See also Figure S8. (A) DNA synthesis by 50 nM CST–Polα/primase on 50 nM ssDNA templates consisting of 9 or 15 telomeric TTAGGG repeats (9xTEL and 15xTEL, respectively). Products labeled with α-³²P-dATP. LC3: an oligonucleotide loading control. (B) Quantification of the data in (A), normalized to reactions without added POT1/TPP1. IC₅₀ +/− uncertainty of the fit to the data points. An independent repeat of the 9xTEL experiment gave equivalent results (Fig. S8A–C). (C) FSEC analysis of the interaction between CST and POT1(ESDL ΔOB1)/GFP-TPP1 in the absence of telomeric ssDNA. The trace without CST is shown as a dashed line. RFU: relative fluorescence units. (D) Design of pre-primed templates to monitor primer extension by Polα. RNA sequence is shown in red. (E) CST–Polα extension of pre-primed templates. M: telomerase reaction products as size markers. The two panels have equal exposure, but one-ninth as much dT42–2xTEL product as 9xTEL product was loaded to compensate for the higher incorporation with the former template. LC1, LC2, LC3: three oligonucleotide loading controls. (F) Quantification of the experiment shown in (E) (left). IC₅₀ values include replicate experiments on separate days, with errors encompassing the range of values obtained. (G) Quantification of the experiment shown in (E) (right). Only partial inhibition occurred at the highest POT1/TPP1 concentrations, so IC₅₀ values were not calculated.

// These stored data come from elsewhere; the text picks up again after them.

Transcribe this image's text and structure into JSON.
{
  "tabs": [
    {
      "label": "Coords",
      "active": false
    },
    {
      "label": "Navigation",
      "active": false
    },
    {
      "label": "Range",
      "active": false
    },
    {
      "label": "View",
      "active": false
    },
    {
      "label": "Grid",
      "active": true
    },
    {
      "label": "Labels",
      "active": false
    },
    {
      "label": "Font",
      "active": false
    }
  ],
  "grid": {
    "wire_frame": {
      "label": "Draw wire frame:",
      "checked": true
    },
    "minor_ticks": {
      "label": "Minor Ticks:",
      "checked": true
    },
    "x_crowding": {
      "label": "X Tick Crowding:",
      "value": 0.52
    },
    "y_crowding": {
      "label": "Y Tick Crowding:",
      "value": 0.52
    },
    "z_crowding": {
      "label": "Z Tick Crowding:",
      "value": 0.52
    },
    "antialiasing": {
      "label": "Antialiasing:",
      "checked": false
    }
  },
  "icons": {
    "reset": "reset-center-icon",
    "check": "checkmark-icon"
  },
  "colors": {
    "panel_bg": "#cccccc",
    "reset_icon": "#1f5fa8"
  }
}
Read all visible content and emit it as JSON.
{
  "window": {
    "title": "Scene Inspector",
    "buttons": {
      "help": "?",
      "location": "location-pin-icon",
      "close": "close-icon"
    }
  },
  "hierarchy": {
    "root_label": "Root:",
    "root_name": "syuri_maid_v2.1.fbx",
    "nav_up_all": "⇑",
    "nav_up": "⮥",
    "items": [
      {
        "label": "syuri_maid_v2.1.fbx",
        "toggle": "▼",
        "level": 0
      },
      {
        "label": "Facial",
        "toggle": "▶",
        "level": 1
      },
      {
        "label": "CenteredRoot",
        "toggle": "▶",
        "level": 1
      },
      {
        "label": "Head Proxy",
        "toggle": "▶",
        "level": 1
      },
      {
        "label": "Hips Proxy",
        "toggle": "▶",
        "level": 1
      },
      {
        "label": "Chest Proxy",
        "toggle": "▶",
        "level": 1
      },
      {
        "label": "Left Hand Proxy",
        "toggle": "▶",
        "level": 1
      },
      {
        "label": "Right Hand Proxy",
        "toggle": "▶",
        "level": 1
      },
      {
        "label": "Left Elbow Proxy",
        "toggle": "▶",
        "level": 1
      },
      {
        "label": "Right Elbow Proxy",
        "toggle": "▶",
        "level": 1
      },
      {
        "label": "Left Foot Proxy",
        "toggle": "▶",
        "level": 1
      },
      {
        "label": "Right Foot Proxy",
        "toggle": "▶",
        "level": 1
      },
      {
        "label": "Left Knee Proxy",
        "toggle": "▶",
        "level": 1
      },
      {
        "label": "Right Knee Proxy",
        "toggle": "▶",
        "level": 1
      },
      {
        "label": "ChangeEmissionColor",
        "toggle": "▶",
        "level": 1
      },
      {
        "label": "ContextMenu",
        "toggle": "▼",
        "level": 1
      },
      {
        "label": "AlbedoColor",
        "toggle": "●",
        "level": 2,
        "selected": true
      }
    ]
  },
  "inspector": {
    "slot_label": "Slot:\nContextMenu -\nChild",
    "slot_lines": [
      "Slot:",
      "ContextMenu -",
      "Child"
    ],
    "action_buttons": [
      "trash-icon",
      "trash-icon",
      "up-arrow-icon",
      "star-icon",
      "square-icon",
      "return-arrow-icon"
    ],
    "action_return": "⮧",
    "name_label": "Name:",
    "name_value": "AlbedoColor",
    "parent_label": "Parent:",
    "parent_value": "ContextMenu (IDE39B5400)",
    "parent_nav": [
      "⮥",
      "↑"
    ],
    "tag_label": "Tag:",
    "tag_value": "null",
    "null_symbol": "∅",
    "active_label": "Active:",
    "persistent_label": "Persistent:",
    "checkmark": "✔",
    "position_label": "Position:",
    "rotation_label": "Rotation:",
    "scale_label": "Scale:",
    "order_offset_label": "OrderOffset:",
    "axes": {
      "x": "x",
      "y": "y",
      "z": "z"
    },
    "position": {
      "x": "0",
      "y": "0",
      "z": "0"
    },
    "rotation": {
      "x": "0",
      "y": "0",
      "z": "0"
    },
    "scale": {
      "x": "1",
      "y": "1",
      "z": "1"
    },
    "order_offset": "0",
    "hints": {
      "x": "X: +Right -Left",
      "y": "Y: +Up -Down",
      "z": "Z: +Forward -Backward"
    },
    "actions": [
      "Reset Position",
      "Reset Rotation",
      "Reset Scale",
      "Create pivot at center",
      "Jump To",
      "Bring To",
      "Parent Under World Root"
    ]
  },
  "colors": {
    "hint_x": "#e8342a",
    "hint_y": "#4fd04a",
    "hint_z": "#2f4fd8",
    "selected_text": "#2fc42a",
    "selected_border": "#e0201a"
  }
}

Figure 7.. Model for telomere maintenance by shelterin and CST–Polα/primase.

(A) Shelterin-mediated telomere protection and maintenance. Shelterin recruits and regulates two telomere maintenance enzymes: telomerase and CST–Polα/primase. Adapted from. (B) Model for the recruitment and regulation of CST–Polα/primase by POT1. CST–Polα/primase is recruited to telomeres in the auto-inhibited RC-like state by phosphorylated POT1, preventing activation of CST–Polα/primase during 5’ end resection and telomerase action following canonical DNA replication. After telomerase has elongated telomeres, a proposed switch results in dephosphorylation of POT1 and subsequent release of CST–Polα/primase to the telomeric ssDNA. When released, CST–Polα/primase can readily form the PIC and execute fill-in synthesis, the final step of telomere replication.